If a person goes to Biology and rejects the founding principles of the subject in favor of whatever strikes their fancy, that doesn't pass. Sorry. Try again.

Besides, I don't remember writing essays in any high school science - we ran rudimentary experiments and learned lots and lots of material through memorization and application.

presumably, if they're learning about evolution, they're not conducting experiments.

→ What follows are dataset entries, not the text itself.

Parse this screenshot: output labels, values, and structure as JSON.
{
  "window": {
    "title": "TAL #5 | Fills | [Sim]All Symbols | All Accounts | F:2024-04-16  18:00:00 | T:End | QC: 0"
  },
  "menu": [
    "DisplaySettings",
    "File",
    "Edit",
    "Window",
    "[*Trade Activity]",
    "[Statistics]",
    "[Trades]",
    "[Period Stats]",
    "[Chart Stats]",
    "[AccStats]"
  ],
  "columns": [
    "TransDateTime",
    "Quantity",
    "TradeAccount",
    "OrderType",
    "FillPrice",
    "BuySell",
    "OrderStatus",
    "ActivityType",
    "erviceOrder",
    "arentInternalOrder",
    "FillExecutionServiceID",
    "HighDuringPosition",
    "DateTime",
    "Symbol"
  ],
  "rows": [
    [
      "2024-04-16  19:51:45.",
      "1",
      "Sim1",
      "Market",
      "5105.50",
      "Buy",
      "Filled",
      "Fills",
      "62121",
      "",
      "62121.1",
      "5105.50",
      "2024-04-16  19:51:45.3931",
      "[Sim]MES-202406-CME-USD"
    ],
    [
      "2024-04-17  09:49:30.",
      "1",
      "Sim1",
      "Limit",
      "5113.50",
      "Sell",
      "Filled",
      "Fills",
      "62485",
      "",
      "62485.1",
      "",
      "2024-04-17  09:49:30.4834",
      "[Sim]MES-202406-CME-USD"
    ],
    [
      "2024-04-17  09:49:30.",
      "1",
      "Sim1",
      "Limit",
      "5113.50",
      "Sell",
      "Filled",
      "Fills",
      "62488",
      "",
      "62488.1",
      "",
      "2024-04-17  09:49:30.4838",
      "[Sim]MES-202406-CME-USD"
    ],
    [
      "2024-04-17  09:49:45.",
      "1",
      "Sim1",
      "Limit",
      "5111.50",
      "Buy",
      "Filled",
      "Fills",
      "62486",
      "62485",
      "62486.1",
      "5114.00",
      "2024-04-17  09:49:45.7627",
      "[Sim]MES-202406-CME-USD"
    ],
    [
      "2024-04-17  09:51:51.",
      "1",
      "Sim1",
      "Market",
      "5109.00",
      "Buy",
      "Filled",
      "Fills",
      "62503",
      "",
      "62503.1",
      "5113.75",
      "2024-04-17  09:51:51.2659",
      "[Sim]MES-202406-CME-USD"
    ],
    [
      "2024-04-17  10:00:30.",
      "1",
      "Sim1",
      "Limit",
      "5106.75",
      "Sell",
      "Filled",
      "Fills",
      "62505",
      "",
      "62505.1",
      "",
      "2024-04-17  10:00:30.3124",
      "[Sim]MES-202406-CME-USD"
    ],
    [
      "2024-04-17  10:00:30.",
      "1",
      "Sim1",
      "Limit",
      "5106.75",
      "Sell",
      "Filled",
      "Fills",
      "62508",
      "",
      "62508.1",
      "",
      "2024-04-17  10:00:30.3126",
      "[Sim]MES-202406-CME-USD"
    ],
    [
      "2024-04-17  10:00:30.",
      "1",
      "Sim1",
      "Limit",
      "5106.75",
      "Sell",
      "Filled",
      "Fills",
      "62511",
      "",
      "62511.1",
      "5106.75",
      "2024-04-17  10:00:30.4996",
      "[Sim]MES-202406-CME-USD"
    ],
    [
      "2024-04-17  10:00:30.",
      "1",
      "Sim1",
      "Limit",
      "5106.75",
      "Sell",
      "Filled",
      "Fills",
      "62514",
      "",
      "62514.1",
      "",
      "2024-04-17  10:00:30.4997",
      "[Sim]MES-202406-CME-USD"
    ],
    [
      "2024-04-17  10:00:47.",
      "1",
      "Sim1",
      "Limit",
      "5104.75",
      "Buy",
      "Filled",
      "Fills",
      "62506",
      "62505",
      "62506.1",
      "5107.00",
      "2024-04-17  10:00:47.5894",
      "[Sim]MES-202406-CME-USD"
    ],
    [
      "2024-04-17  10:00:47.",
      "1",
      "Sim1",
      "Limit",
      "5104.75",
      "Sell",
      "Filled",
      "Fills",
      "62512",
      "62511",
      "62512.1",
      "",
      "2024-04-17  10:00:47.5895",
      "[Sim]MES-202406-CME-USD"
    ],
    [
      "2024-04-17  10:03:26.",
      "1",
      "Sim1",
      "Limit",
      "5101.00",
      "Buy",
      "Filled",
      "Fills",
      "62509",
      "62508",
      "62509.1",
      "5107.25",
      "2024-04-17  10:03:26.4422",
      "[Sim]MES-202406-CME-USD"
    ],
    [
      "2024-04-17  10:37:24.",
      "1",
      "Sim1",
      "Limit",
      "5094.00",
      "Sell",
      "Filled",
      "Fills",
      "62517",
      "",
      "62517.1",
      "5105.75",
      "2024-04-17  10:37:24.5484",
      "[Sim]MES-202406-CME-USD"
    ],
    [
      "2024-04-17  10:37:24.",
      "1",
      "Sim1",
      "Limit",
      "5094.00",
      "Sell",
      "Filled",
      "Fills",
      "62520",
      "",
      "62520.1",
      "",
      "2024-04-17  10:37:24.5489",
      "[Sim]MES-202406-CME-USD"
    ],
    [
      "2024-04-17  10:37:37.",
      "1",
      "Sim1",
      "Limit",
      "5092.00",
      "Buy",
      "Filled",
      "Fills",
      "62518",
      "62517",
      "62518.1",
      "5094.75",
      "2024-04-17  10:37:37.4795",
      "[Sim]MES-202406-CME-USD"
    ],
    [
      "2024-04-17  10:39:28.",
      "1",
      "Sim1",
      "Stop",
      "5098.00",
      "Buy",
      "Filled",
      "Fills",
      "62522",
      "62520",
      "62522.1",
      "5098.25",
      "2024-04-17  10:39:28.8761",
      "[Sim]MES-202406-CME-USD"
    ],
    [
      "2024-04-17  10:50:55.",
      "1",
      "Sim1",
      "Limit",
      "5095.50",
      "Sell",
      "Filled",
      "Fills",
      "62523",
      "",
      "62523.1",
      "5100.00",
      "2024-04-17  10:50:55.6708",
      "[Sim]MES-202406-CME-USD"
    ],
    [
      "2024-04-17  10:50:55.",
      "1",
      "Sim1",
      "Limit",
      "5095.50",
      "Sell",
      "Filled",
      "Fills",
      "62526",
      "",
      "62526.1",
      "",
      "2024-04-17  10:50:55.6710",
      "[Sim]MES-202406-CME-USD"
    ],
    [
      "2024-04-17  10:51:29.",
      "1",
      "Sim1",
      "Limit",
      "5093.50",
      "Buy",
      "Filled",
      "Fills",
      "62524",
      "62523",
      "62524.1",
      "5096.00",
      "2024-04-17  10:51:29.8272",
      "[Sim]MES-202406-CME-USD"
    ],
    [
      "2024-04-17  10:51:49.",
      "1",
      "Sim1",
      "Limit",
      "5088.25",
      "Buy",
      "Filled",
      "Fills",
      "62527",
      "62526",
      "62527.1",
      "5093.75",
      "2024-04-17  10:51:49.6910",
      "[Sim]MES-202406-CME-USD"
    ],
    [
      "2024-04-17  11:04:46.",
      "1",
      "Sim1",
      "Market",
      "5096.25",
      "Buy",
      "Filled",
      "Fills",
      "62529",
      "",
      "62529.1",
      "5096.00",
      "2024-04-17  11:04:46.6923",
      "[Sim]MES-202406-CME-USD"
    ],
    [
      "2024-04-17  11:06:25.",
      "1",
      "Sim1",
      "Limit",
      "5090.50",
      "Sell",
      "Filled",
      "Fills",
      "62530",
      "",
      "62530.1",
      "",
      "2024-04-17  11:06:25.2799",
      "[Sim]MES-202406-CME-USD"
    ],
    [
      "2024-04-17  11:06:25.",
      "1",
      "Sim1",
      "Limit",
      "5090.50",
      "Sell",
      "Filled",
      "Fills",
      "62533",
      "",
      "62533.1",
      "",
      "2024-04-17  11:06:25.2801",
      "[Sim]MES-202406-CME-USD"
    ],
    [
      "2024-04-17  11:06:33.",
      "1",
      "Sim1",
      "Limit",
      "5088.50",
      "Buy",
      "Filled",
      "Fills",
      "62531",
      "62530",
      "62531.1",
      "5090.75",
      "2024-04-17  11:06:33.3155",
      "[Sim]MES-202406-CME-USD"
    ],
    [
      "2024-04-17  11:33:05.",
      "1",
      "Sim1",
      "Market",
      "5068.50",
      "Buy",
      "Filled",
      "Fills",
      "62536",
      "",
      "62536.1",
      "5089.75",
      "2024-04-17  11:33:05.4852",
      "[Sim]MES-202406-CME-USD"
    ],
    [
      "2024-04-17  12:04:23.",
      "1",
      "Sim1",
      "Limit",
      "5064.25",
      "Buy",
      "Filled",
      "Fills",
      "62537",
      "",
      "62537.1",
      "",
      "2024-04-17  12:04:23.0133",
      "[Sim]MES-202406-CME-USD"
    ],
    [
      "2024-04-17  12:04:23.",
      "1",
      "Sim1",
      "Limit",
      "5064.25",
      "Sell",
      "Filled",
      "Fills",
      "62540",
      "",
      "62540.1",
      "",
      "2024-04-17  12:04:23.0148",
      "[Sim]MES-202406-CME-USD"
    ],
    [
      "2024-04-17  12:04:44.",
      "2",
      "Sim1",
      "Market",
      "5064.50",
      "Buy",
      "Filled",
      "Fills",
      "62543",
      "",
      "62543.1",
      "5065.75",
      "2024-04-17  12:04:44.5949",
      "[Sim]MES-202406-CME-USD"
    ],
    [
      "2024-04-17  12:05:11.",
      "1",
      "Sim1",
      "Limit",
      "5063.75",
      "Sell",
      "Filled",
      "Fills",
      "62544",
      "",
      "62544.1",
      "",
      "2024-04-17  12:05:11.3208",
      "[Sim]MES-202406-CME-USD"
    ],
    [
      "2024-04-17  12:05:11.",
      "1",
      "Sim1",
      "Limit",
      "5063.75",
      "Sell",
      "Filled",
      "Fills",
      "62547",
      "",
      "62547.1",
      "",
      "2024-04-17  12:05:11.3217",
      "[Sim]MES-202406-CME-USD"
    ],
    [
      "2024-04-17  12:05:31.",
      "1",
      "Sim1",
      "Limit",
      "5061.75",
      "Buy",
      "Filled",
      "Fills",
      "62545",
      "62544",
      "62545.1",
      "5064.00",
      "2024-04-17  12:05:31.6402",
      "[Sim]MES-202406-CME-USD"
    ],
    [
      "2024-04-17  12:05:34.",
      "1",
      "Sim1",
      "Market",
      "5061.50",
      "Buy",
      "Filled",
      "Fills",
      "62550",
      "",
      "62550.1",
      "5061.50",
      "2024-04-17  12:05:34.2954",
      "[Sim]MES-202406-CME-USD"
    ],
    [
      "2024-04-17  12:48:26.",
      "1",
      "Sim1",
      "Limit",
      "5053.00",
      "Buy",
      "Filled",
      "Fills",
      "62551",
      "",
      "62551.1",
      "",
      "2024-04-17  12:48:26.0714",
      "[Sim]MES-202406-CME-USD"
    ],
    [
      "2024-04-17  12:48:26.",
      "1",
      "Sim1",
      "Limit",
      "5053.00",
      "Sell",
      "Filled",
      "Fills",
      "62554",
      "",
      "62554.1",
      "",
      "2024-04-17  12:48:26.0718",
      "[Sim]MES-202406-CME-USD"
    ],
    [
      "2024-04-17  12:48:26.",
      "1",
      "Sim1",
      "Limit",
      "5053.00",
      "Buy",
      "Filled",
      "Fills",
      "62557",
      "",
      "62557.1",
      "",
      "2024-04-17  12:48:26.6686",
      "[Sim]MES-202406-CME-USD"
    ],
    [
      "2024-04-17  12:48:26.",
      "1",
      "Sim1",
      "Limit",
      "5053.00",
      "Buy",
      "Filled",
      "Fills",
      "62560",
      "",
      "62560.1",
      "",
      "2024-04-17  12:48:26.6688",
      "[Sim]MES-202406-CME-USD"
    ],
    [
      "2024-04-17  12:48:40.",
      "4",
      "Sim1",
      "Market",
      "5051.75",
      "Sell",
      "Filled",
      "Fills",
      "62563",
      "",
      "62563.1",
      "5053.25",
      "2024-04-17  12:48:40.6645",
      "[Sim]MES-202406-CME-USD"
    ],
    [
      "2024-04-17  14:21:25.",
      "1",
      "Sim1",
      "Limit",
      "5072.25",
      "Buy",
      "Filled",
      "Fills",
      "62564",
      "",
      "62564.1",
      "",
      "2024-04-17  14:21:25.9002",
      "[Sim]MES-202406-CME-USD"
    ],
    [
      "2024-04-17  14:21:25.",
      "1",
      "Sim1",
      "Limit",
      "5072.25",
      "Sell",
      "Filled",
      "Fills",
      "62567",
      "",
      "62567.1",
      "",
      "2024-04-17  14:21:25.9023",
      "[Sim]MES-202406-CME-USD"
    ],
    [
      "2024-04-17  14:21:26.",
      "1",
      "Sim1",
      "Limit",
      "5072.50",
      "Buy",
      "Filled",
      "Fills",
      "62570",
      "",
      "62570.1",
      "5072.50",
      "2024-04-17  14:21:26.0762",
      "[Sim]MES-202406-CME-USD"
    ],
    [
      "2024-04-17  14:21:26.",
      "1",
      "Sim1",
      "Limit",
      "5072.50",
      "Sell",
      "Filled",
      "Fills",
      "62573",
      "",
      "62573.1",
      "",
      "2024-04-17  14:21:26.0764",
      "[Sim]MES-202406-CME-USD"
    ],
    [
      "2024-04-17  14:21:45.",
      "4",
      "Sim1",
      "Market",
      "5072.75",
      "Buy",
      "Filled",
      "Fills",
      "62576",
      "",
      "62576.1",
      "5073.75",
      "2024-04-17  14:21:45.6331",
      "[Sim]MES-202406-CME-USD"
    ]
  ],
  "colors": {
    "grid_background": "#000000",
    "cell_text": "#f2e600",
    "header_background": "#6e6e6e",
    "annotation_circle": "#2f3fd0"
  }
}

Artificial selection and crossing of plants, which could go on and on and would be easy and would yield results relatively quickly, or test how algae responds to an altered environment, or investigate / hypothesize plant distribution and diversity in a given area. And for a more learned level, like college, there are literally tons of evolutionary experiments to be done. They did a 40-year experiment in Russia, I believe, where they brought in wild silver foxes, domesticated the offspring completely, and noticed really substantial physical changes from behavior to appearance in only a few generations. Or, one can reproduce the early atmosphere of Earth in a lab, throw in ammonia, methane, hydrogen, and water, then generate lightning with electricity, and see if amino acids form. Incidentally, they do, about half of them almost immediately, and a percentage of the carbon will turn to various organic compounds very quickly. Change the composition of the atmosphere and run the experiment again.  Or, test various solutions to see if they will produce organic compounds or amino acids.